• Comparable figures represent an increase of 17% over the same period last year, with net income of US$ 65 million.
  • The financial statements reflect the extraordinary accounting effects from classifying SAAM Ports and SAAM Logistics as available for sale.


Santiago, November 4, 2022. SAAM [SM SAAM] reported comparable net income of US$ 65 million for the nine months ended in September, 17% more than the same period last year. Sales and EBITDA for the same period reached US$ 624 million (+14%) and US$ 215 million (+6%), respectively. Meanwhile, net income for the third quarter was US$ 22 million (+14%), sales totaled US$ 214 million (+11%) and EBITDA reached US$ 75 million (+9%).

“Our results remain solid, driven by improved performances from the towage division—especially our operations in Brazil, Canada and Peru—and the port division, which, despite declines in volumes, had a good mix of services. These improved results offset reduced activity in air cargo logistics and cost increases due to inflation and fuel during the period,” commented SAAM’s CEO, Macario Valdés.
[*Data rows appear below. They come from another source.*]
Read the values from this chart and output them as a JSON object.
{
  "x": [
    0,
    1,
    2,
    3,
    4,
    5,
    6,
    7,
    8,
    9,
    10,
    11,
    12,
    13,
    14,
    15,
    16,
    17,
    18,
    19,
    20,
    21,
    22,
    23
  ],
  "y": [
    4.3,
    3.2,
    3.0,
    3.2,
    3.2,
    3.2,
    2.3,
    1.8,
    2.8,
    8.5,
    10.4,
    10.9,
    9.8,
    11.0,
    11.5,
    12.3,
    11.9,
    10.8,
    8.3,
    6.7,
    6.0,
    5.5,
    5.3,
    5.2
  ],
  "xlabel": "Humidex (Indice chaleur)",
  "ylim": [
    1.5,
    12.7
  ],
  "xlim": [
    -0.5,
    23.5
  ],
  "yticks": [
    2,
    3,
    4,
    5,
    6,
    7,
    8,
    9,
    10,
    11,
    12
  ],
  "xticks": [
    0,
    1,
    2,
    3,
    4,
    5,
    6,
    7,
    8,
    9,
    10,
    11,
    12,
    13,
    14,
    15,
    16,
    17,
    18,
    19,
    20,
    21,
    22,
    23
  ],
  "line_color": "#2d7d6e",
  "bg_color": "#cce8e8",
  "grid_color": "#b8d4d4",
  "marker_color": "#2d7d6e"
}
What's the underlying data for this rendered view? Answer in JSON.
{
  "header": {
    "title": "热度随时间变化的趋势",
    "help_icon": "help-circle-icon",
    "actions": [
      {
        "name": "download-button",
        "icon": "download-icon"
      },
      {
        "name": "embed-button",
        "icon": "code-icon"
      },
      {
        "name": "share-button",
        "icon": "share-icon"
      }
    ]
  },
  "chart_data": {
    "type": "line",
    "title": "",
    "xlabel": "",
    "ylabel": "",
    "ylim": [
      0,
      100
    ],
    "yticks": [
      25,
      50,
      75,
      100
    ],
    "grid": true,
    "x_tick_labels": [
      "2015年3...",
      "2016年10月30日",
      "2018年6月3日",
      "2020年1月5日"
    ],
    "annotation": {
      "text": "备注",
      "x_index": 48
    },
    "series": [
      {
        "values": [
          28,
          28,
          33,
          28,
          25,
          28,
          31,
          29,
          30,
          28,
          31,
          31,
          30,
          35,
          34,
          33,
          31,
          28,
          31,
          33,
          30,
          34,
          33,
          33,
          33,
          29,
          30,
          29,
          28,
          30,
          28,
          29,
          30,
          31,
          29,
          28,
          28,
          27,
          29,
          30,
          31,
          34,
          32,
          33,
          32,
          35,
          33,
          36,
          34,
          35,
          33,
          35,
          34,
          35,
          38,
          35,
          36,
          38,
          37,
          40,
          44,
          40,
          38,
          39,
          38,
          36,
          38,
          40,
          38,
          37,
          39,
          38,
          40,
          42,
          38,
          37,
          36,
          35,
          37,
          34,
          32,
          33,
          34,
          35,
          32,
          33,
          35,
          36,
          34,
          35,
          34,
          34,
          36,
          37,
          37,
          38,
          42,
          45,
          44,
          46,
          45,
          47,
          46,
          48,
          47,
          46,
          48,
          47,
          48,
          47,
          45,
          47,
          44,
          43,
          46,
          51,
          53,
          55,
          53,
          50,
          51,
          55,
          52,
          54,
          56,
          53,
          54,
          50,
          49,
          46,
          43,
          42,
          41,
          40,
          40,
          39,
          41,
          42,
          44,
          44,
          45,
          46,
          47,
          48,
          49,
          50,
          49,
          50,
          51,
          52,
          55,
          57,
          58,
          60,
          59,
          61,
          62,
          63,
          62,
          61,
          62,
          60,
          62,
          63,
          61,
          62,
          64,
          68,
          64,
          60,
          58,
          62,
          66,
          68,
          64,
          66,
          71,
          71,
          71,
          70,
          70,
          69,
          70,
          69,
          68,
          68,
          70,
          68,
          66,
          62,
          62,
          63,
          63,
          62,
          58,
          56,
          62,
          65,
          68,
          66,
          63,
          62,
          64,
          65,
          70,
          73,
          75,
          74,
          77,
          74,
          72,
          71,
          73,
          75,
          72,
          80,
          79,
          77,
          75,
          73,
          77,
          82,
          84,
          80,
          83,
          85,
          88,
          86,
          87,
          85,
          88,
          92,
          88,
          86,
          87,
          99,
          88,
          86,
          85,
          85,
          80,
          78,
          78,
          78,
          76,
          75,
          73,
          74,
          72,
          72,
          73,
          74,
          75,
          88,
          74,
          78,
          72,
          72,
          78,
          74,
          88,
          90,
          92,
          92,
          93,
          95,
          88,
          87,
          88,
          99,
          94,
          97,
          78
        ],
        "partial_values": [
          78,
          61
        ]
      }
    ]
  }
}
Recent milestones included the announcement of the signing of a binding agreement with Hapag-Lloyd for the sale of SAAM Ports and SAAM Logistics. Last quarter the company also closed a deal to purchase the towage business operated by Ian Taylor in Peru; signed an agreement with Teck to build SAAM Towage’s first electric tugs for Canada; and received a new vessel for Panama and another for Peru.

Results of Continuing and Discontinued Operations

Beginning with this report, the company’s financial statements will separately disclose continuing and discontinued operations, following the agreement signed with Hapag-Lloyd to sell its port terminals and related logistics operations.

In addition, according to accounting standards, an extraordinary deferred tax expense of US$ 32.5 million was recorded for the differences between the book and historical values of SM SAAM S.A.’s investments in SAAM Ports and SAAM Logistics, anticipating part of the tax expenses of the transaction

Continuing operations, which include mainly the towage and air cargo logistics operations, reported net income of US$8.3 million in the third quarter and US$20.5 million YTD through September. For 3Q22, the Towage Division reported sales of US$ 284 million (+13%) and EBITDA of US$ 99 million (-6%).

Discontinued operations, which include port terminals and inland logistics operations, had net income of US$13,3 million in the third quarter, excluding the extraordinary adjustment mentioned above. For the third quarter, the Port Terminals Division achieved sales of US$ 238 million and EBITDA of US$ 89 million, improvements of +15% and +16%, respectively.